2015년 3월 12일 목요일

mysql/mariadb supports utf-8 encoding within DB tables, but it doesn't support UTF-8 in /etc/my.cnf???

A few weeks ago, I installed RHEL 6.6 and MariaDB 10.X at a client site but had problems running a DB install script. The message I got was

found option without preceding group in config file /etc/my.cnf at line 1

A google search for this snippet turned up the following StackOverflow thread:

http://stackoverflow.com/questions/8020297/mysql-my-cnf-file-found-option-without-preceding-group

Apparently, the /etc/my.cnf config file for mysql/mariadb only supports ASCII! This was quite a shock, because I know UTF-8 support is now built-into both databases.
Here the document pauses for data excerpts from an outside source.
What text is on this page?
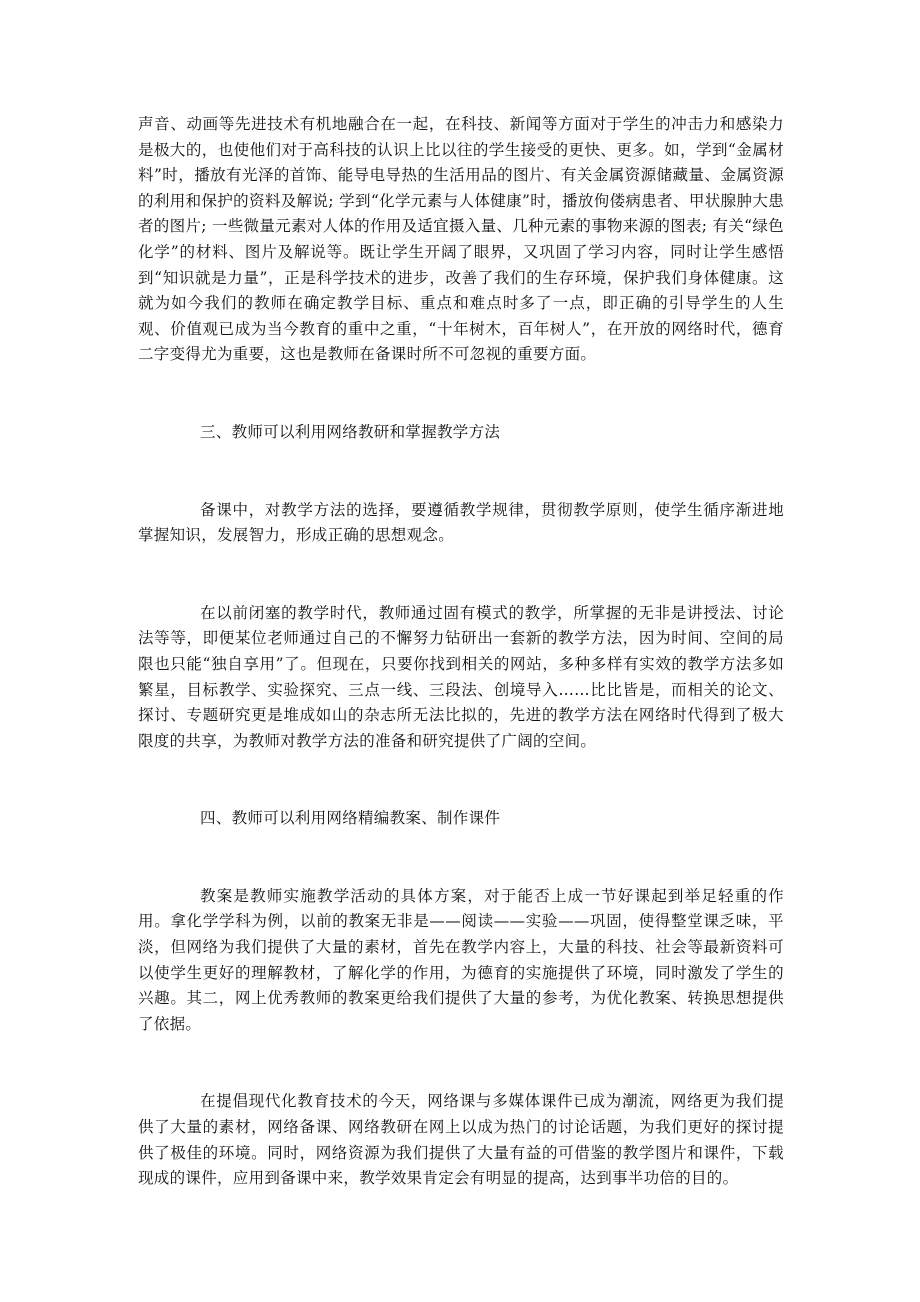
声音、动画等先进技术有机地融合在一起，在科技、新闻等方面对于学生的冲击力和感染力是极大的，也使他们对于高科技的认识上比以往的学生接受的更快、更多。如，学到“金属材料”时，播放有光泽的首饰、能导电导热的生活用品的图片、有关金属资源储藏量、金属资源的利用和保护的资料及解说; 学到“化学元素与人体健康”时，播放佝偻病患者、甲状腺肿大患者的图片; 一些微量元素对人体的作用及适宜摄入量、几种元素的事物来源的图表; 有关“绿色化学”的材料、图片及解说等。既让学生开阔了眼界，又巩固了学习内容，同时让学生感悟到“知识就是力量”，正是科学技术的进步，改善了我们的生存环境，保护我们身体健康。这就为如今我们的教师在确定教学目标、重点和难点时多了一点，即正确的引导学生的人生观、价值观已成为当今教育的重中之重，“十年树木，百年树人”，在开放的网络时代，德育二字变得尤为重要，这也是教师在备课时所不可忽视的重要方面。

三、教师可以利用网络教研和掌握教学方法

备课中，对教学方法的选择，要遵循教学规律，贯彻教学原则，使学生循序渐进地掌握知识，发展智力，形成正确的思想观念。

在以前闭塞的教学时代，教师通过固有模式的教学，所掌握的无非是讲授法、讨论法等等，即便某位老师通过自己的不懈努力钻研出一套新的教学方法，因为时间、空间的局限也只能“独自享用”了。但现在，只要你找到相关的网站，多种多样有实效的教学方法多如繁星，目标教学、实验探究、三点一线、三段法、创境导入……比比皆是，而相关的论文、探讨、专题研究更是堆成如山的杂志所无法比拟的，先进的教学方法在网络时代得到了极大限度的共享，为教师对教学方法的准备和研究提供了广阔的空间。

四、教师可以利用网络精编教案、制作课件

教案是教师实施教学活动的具体方案，对于能否上成一节好课起到举足轻重的作用。拿化学学科为例，以前的教案无非是——阅读——实验——巩固，使得整堂课乏味，平淡，但网络为我们提供了大量的素材，首先在教学内容上，大量的科技、社会等最新资料可以使学生更好的理解教材，了解化学的作用，为德育的实施提供了环境，同时激发了学生的兴趣。其二，网上优秀教师的教案更给我们提供了大量的参考，为优化教案、转换思想提供了依据。

在提倡现代化教育技术的今天，网络课与多媒体课件已成为潮流，网络更为我们提供了大量的素材，网络备课、网络教研在网上以成为热门的讨论话题，为我们更好的探讨提供了极佳的环境。同时，网络资源为我们提供了大量有益的可借鉴的教学图片和课件，下载现成的课件，应用到备课中来，教学效果肯定会有明显的提高，达到事半功倍的目的。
I verified that /etc/my.cnf was indeed encoded as UTF-8 text using the file utility:

$ file /etc/my.cnf
/etc/my.cnf: utf-8

To convert text within a file from one encoding to another, use the iconv utility:

iconv -c -f utf8 -t ascii /etc/my.cnf

Explanation of the option flags (from man iconv):
-c   silently discard chars that cannot be converted instead of terminating when encountering such chars

-f   from-encoding

-t   to-encoding

In 2015, virtually all POSIX programs get along just fine with UTF8, so why does mysql/mariadb have a problem with UTF8 in my.cnf? This bit of techno-trivia has now been added to my growing body Linux sysadmin lore, but this should issue should be fixed, in my opinion.